Reuters noted that ‘Spain is under more pressure than most industrialised countries to increase renewable power sources because its carbon dioxide emissions have risen more than 50% since 1990’. Source: Reuters
* Press reports claim that Spain intends to reduce subsidies for power from wind turbines, while it increases financial support for other sources of renewable energies. The proposals would see feed-in tariffs for wind drop from Euro 97 per MWh to between Euro 67 and 87.
Renewables will be a priority area for future co-operation among the European Union and countries of the Black Sea and Caspian Sea regions. A meeting in Kazakhstan agreed on a common energy strategy and a new energy roadmap for co-operation between the EC and the governments of Armenia, Azerbaijan, Belarus, Georgia, Kazakhstan, Kyrgyzstan, Moldova, Tajikistan, Turkey, Ukraine, Uzbekistan and the Russian Federation. Participants agreed that priority areas would be ‘supporting sustainable energy development including energy efficiency, renewable energy sources and demand side management; converging of energy markets; enhancing energy security; and attracting investment towards energy projects of common interest’.
The European Union and Russia have agreed to continue implementation
of a joint initiative to increase energy efficiency and ‘reduce
the impact on the environment by introducing new energy efficient and
environmentally clean technologies and renewable sources of energy’.
The latest progress report of the ‘EU-Russia Energy Dialogue’
presents the results achieved since October 2005, noting that the groups
on energy efficiency have become an important new element of the dialogue.
*The 150MW solar energy project in Israel’s Negev desert has been delayed and is only expected to be completed within the next two years, mainly due to Israel’s slow regulatory environment.

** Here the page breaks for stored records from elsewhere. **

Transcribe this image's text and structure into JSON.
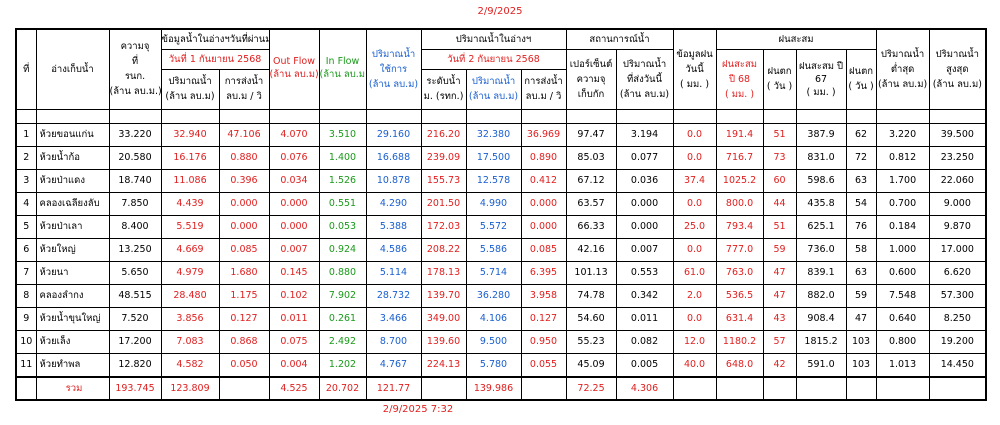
{
  "date": "2/9/2025",
  "timestamp": "2/9/2025 7:32",
  "headers": {
    "no": "ที่",
    "name": "อ่างเก็บน้ำ",
    "capacity": [
      "ความจุ",
      "ที่",
      "รนก.",
      "(ล้าน ลบ.ม.)"
    ],
    "prev": {
      "title": "ข้อมูลน้ำในอ่างฯวันที่ผ่านมา",
      "date": "วันที่ 1 กันยายน 2568",
      "volume": [
        "ปริมาณน้ำ",
        "(ล้าน ลบ.ม)"
      ],
      "release": [
        "การส่งน้ำ",
        "ลบ.ม / วิ"
      ]
    },
    "outflow": [
      "Out Flow",
      "(ล้าน ลบ.ม)"
    ],
    "inflow": [
      "In Flow",
      "(ล้าน ลบ.ม)"
    ],
    "usable": [
      "ปริมาณน้ำ",
      "ใช้การ",
      "(ล้าน ลบ.ม)"
    ],
    "current": {
      "title": "ปริมาณน้ำในอ่างฯ",
      "date": "วันที่ 2 กันยายน 2568",
      "level": [
        "ระดับน้ำ",
        "ม. (รทก.)"
      ],
      "volume": [
        "ปริมาณน้ำ",
        "(ล้าน ลบ.ม)"
      ],
      "release": [
        "การส่งน้ำ",
        "ลบ.ม / วิ"
      ]
    },
    "situation": {
      "title": "สถานการณ์น้ำ",
      "percent": [
        "เปอร์เซ็นต์",
        "ความจุ",
        "เก็บกัก"
      ],
      "sent": [
        "ปริมาณน้ำ",
        "ที่ส่งวันนี้",
        "(ล้าน ลบ.ม)"
      ]
    },
    "rain_today": [
      "ข้อมูลฝน",
      "วันนี้",
      "( มม. )"
    ],
    "accum": {
      "title": "ฝนสะสม",
      "y68": [
        "ฝนสะสม",
        "ปี 68",
        "( มม. )"
      ],
      "days68": [
        "ฝนตก",
        "( วัน )"
      ],
      "y67": [
        "ฝนสะสม ปี",
        "67",
        "( มม. )"
      ],
      "days67": [
        "ฝนตก",
        "( วัน )"
      ]
    },
    "min": [
      "ปริมาณน้ำ",
      "ต่ำสุด",
      "(ล้าน ลบ.ม)"
    ],
    "max": [
      "ปริมาณน้ำ",
      "สูงสุด",
      "(ล้าน ลบ.ม)"
    ]
  },
  "rows": [
    [
      "1",
      "ห้วยขอนแก่น",
      "33.220",
      "32.940",
      "47.106",
      "4.070",
      "3.510",
      "29.160",
      "216.20",
      "32.380",
      "36.969",
      "97.47",
      "3.194",
      "0.0",
      "191.4",
      "51",
      "387.9",
      "62",
      "3.220",
      "39.500"
    ],
    [
      "2",
      "ห้วยน้ำก้อ",
      "20.580",
      "16.176",
      "0.880",
      "0.076",
      "1.400",
      "16.688",
      "239.09",
      "17.500",
      "0.890",
      "85.03",
      "0.077",
      "0.0",
      "716.7",
      "73",
      "831.0",
      "72",
      "0.812",
      "23.250"
    ],
    [
      "3",
      "ห้วยป่าแดง",
      "18.740",
      "11.086",
      "0.396",
      "0.034",
      "1.526",
      "10.878",
      "155.73",
      "12.578",
      "0.412",
      "67.12",
      "0.036",
      "37.4",
      "1025.2",
      "60",
      "598.6",
      "63",
      "1.700",
      "22.060"
    ],
    [
      "4",
      "คลองเฉลียงลับ",
      "7.850",
      "4.439",
      "0.000",
      "0.000",
      "0.551",
      "4.290",
      "201.50",
      "4.990",
      "0.000",
      "63.57",
      "0.000",
      "0.0",
      "800.0",
      "44",
      "435.8",
      "54",
      "0.700",
      "9.000"
    ],
    [
      "5",
      "ห้วยป่าเลา",
      "8.400",
      "5.519",
      "0.000",
      "0.000",
      "0.053",
      "5.388",
      "172.03",
      "5.572",
      "0.000",
      "66.33",
      "0.000",
      "25.0",
      "793.4",
      "51",
      "625.1",
      "76",
      "0.184",
      "9.870"
    ],
    [
      "6",
      "ห้วยใหญ่",
      "13.250",
      "4.669",
      "0.085",
      "0.007",
      "0.924",
      "4.586",
      "208.22",
      "5.586",
      "0.085",
      "42.16",
      "0.007",
      "0.0",
      "777.0",
      "59",
      "736.0",
      "58",
      "1.000",
      "17.000"
    ],
    [
      "7",
      "ห้วยนา",
      "5.650",
      "4.979",
      "1.680",
      "0.145",
      "0.880",
      "5.114",
      "178.13",
      "5.714",
      "6.395",
      "101.13",
      "0.553",
      "61.0",
      "763.0",
      "47",
      "839.1",
      "63",
      "0.600",
      "6.620"
    ],
    [
      "8",
      "คลองลำกง",
      "48.515",
      "28.480",
      "1.175",
      "0.102",
      "7.902",
      "28.732",
      "139.70",
      "36.280",
      "3.958",
      "74.78",
      "0.342",
      "2.0",
      "536.5",
      "47",
      "882.0",
      "59",
      "7.548",
      "57.300"
    ],
    [
      "9",
      "ห้วยน้ำขุนใหญ่",
      "7.520",
      "3.856",
      "0.127",
      "0.011",
      "0.261",
      "3.466",
      "349.00",
      "4.106",
      "0.127",
      "54.60",
      "0.011",
      "0.0",
      "631.4",
      "43",
      "908.4",
      "47",
      "0.640",
      "8.250"
    ],
    [
      "10",
      "ห้วยเล็ง",
      "17.200",
      "7.083",
      "0.868",
      "0.075",
      "2.492",
      "8.700",
      "139.60",
      "9.500",
      "0.950",
      "55.23",
      "0.082",
      "12.0",
      "1180.2",
      "57",
      "1815.2",
      "103",
      "0.800",
      "19.200"
    ],
    [
      "11",
      "ห้วยทำพล",
      "12.820",
      "4.582",
      "0.050",
      "0.004",
      "1.202",
      "4.767",
      "224.13",
      "5.780",
      "0.055",
      "45.09",
      "0.005",
      "40.0",
      "648.0",
      "42",
      "591.0",
      "103",
      "1.013",
      "14.450"
    ]
  ],
  "total": {
    "label": "รวม",
    "capacity": "193.745",
    "volume_prev": "123.809",
    "outflow": "4.525",
    "inflow": "20.702",
    "usable": "121.77",
    "volume_now": "139.986",
    "percent": "72.25",
    "sent": "4.306"
  }
}
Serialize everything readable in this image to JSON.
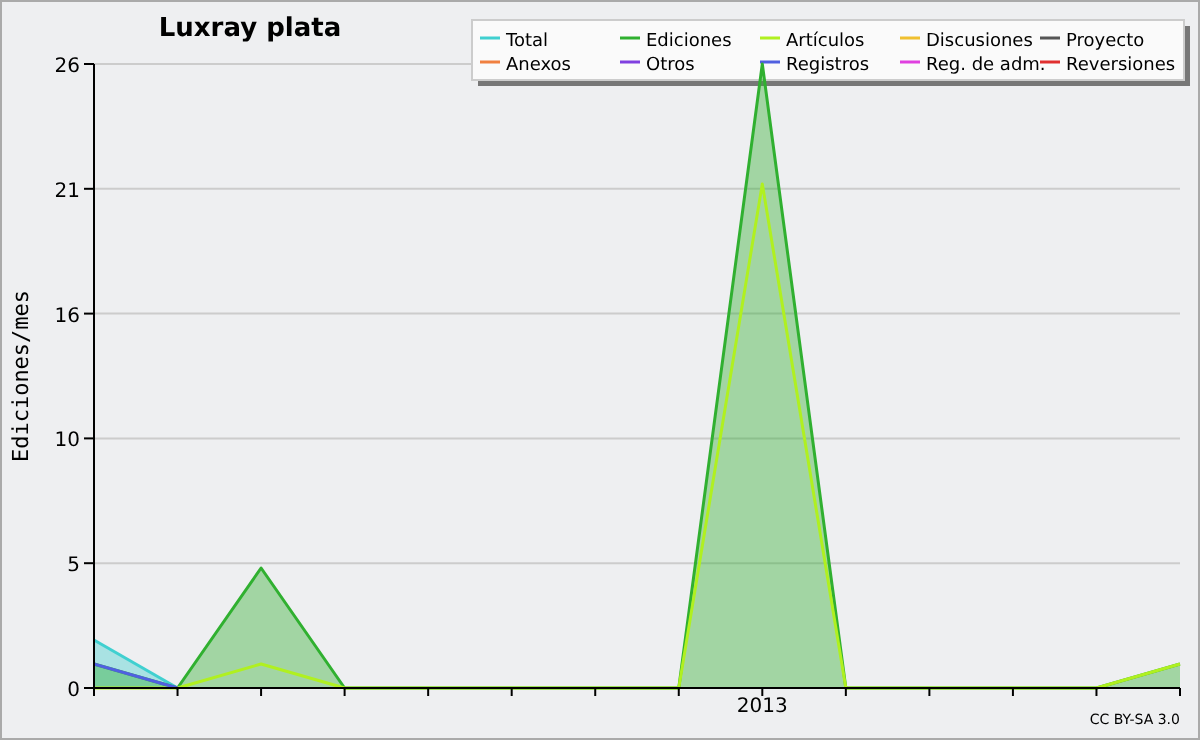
{
  "chart_data": {
    "type": "line",
    "title": "Luxray plata",
    "ylabel": "Ediciones/mes",
    "categories": [
      null,
      null,
      null,
      null,
      null,
      null,
      null,
      null,
      "2013",
      null,
      null,
      null,
      null,
      null
    ],
    "ylim": [
      0,
      26
    ],
    "yticks": [
      0,
      {
        "value": 5.2,
        "label": "5"
      },
      {
        "value": 10.4,
        "label": "10"
      },
      {
        "value": 15.6,
        "label": "16"
      },
      {
        "value": 20.8,
        "label": "21"
      },
      26
    ],
    "grid": "y",
    "legend": "top right",
    "marker": "none",
    "line_style": "solid",
    "annotations": [
      "CC BY-SA 3.0"
    ],
    "series": [
      {
        "name": "Total",
        "type": "area",
        "color": "#40d0d0",
        "values": [
          2,
          0,
          null,
          null,
          null,
          null,
          null,
          null,
          null,
          null,
          null,
          null,
          null,
          null
        ]
      },
      {
        "name": "Ediciones",
        "type": "area",
        "color": "#30b030",
        "values": [
          1,
          0,
          5,
          0,
          0,
          0,
          0,
          0,
          26,
          0,
          0,
          0,
          0,
          1
        ]
      },
      {
        "name": "Artículos",
        "color": "#b0f020",
        "values": [
          0,
          0,
          1,
          0,
          0,
          0,
          0,
          0,
          21,
          0,
          0,
          0,
          0,
          1
        ]
      },
      {
        "name": "Discusiones",
        "color": "#f0c030",
        "values": [
          null,
          null,
          null,
          null,
          null,
          null,
          null,
          null,
          null,
          null,
          null,
          null,
          null,
          null
        ]
      },
      {
        "name": "Proyecto",
        "color": "#555555",
        "values": [
          null,
          null,
          null,
          null,
          null,
          null,
          null,
          null,
          null,
          null,
          null,
          null,
          null,
          null
        ]
      },
      {
        "name": "Anexos",
        "color": "#f08040",
        "values": [
          null,
          null,
          null,
          null,
          null,
          null,
          null,
          null,
          null,
          null,
          null,
          null,
          null,
          null
        ]
      },
      {
        "name": "Otros",
        "color": "#8040e0",
        "values": [
          null,
          null,
          null,
          null,
          null,
          null,
          null,
          null,
          null,
          null,
          null,
          null,
          null,
          null
        ]
      },
      {
        "name": "Registros",
        "color": "#5060e0",
        "values": [
          1,
          0,
          null,
          null,
          null,
          null,
          null,
          null,
          null,
          null,
          null,
          null,
          null,
          null
        ]
      },
      {
        "name": "Reg. de adm.",
        "color": "#e040e0",
        "values": [
          null,
          null,
          null,
          null,
          null,
          null,
          null,
          null,
          null,
          null,
          null,
          null,
          null,
          null
        ]
      },
      {
        "name": "Reversiones",
        "color": "#e03030",
        "values": [
          null,
          null,
          null,
          null,
          null,
          null,
          null,
          null,
          null,
          null,
          null,
          null,
          null,
          null
        ]
      }
    ]
  }
}
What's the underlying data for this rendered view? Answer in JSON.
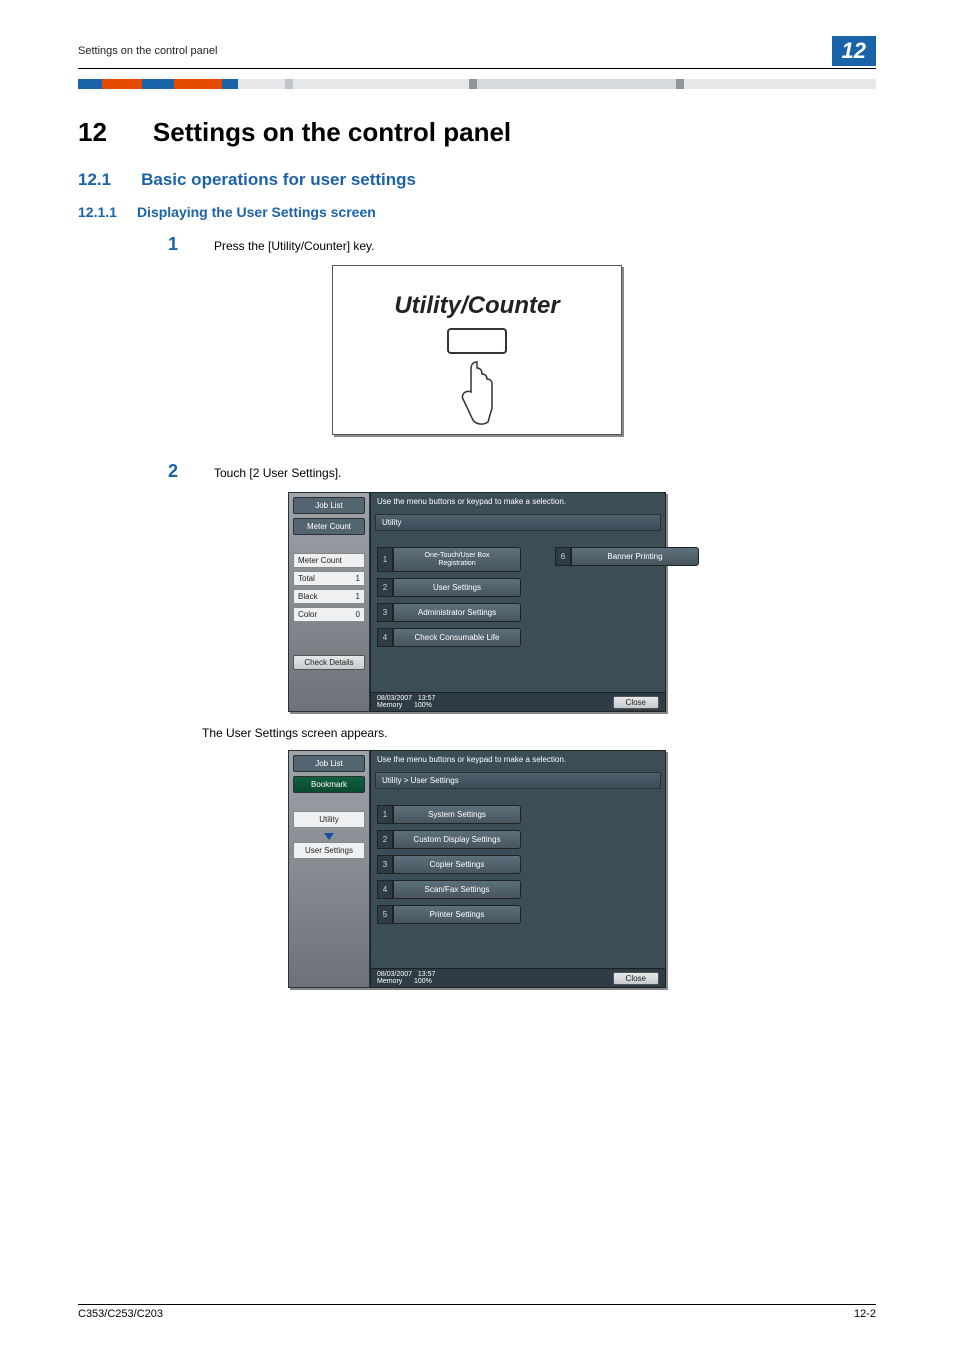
{
  "header": {
    "running_head": "Settings on the control panel",
    "chapter_badge": "12"
  },
  "decor_bar": {
    "segments": [
      {
        "width_pct": 3,
        "color": "#1b63a8"
      },
      {
        "width_pct": 5,
        "color": "#e54b00"
      },
      {
        "width_pct": 4,
        "color": "#1b63a8"
      },
      {
        "width_pct": 6,
        "color": "#e54b00"
      },
      {
        "width_pct": 2,
        "color": "#1b63a8"
      },
      {
        "width_pct": 6,
        "color": "#e6e8ea"
      },
      {
        "width_pct": 1,
        "color": "#bfc3c7"
      },
      {
        "width_pct": 22,
        "color": "#e6e8ea"
      },
      {
        "width_pct": 1,
        "color": "#8f959b"
      },
      {
        "width_pct": 25,
        "color": "#d7dadd"
      },
      {
        "width_pct": 1,
        "color": "#8f959b"
      },
      {
        "width_pct": 24,
        "color": "#e6e8ea"
      }
    ]
  },
  "h1": {
    "num": "12",
    "title": "Settings on the control panel"
  },
  "h2": {
    "num": "12.1",
    "title": "Basic operations for user settings"
  },
  "h3": {
    "num": "12.1.1",
    "title": "Displaying the User Settings screen"
  },
  "step1": {
    "num": "1",
    "text": "Press the [Utility/Counter] key."
  },
  "illus": {
    "title": "Utility/Counter"
  },
  "step2": {
    "num": "2",
    "text": "Touch [2 User Settings]."
  },
  "panel1": {
    "left_tab1": "Job List",
    "left_tab2": "Meter Count",
    "meter_label": "Meter Count",
    "total_label": "Total",
    "total_val": "1",
    "black_label": "Black",
    "black_val": "1",
    "color_label": "Color",
    "color_val": "0",
    "check_details": "Check Details",
    "instr": "Use the menu buttons or keypad to make a selection.",
    "breadcrumb": "Utility",
    "menu": [
      {
        "n": "1",
        "label": "One-Touch/User Box\nRegistration"
      },
      {
        "n": "2",
        "label": "User Settings"
      },
      {
        "n": "3",
        "label": "Administrator Settings"
      },
      {
        "n": "4",
        "label": "Check Consumable Life"
      }
    ],
    "menu_col2": [
      {
        "n": "6",
        "label": "Banner Printing"
      }
    ],
    "footer_date": "08/03/2007",
    "footer_time": "13:57",
    "footer_mem": "Memory",
    "footer_mem_val": "100%",
    "close": "Close"
  },
  "body_after": "The User Settings screen appears.",
  "panel2": {
    "left_tab1": "Job List",
    "left_tab2": "Bookmark",
    "crumb1": "Utility",
    "crumb2": "User Settings",
    "instr": "Use the menu buttons or keypad to make a selection.",
    "breadcrumb": "Utility > User Settings",
    "menu": [
      {
        "n": "1",
        "label": "System Settings"
      },
      {
        "n": "2",
        "label": "Custom Display Settings"
      },
      {
        "n": "3",
        "label": "Copier Settings"
      },
      {
        "n": "4",
        "label": "Scan/Fax Settings"
      },
      {
        "n": "5",
        "label": "Printer Settings"
      }
    ],
    "footer_date": "08/03/2007",
    "footer_time": "13:57",
    "footer_mem": "Memory",
    "footer_mem_val": "100%",
    "close": "Close"
  },
  "footer": {
    "left": "C353/C253/C203",
    "right": "12-2"
  }
}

Turkey, still pressing hard to be accepted into the EU, is not exploiting its rich renewable energy resources sufficiently, according to Halil Ibrahim Akca from the State Planning Organisation. Demand for electricity is expected to reach 295 billion kWh by 2013 and he says Turkey must start exploiting its renewable energy resources immediately, for security, economic and environmental reasons. The country has potential of 130 billion kWh in hydroelectricity but uses only 35%, while the potential for wind power is 10,000 MW but has installed only 49 MW. The average annual solar energy potential of Turkey is equivalent to 87 million ton of oil, which would generate 110 billion kWh of power. It has 170 undeveloped geothermal regions with potential geothermal capacity of 30,000 MW, but only 229 MW is being used. Source: ReFocus Weekly
Warwick University hosted a three day ESRC backed conference in Feb. organised by Prof. Mike Bradshaw from Leicester University and Dr Dr Stefan Buzar from Oxfords Environmental Change Institute, on energy developments in Central and Eastern Europe. The big story is of course the battle over gas supplies, with Russia still dominating, but the CEE countries are seeking to develop renewables and improve energy efficiency, which may help. Another key issue is fuel poverty- liberalisation has pushed up energy prices. We’ll report in Renew 168.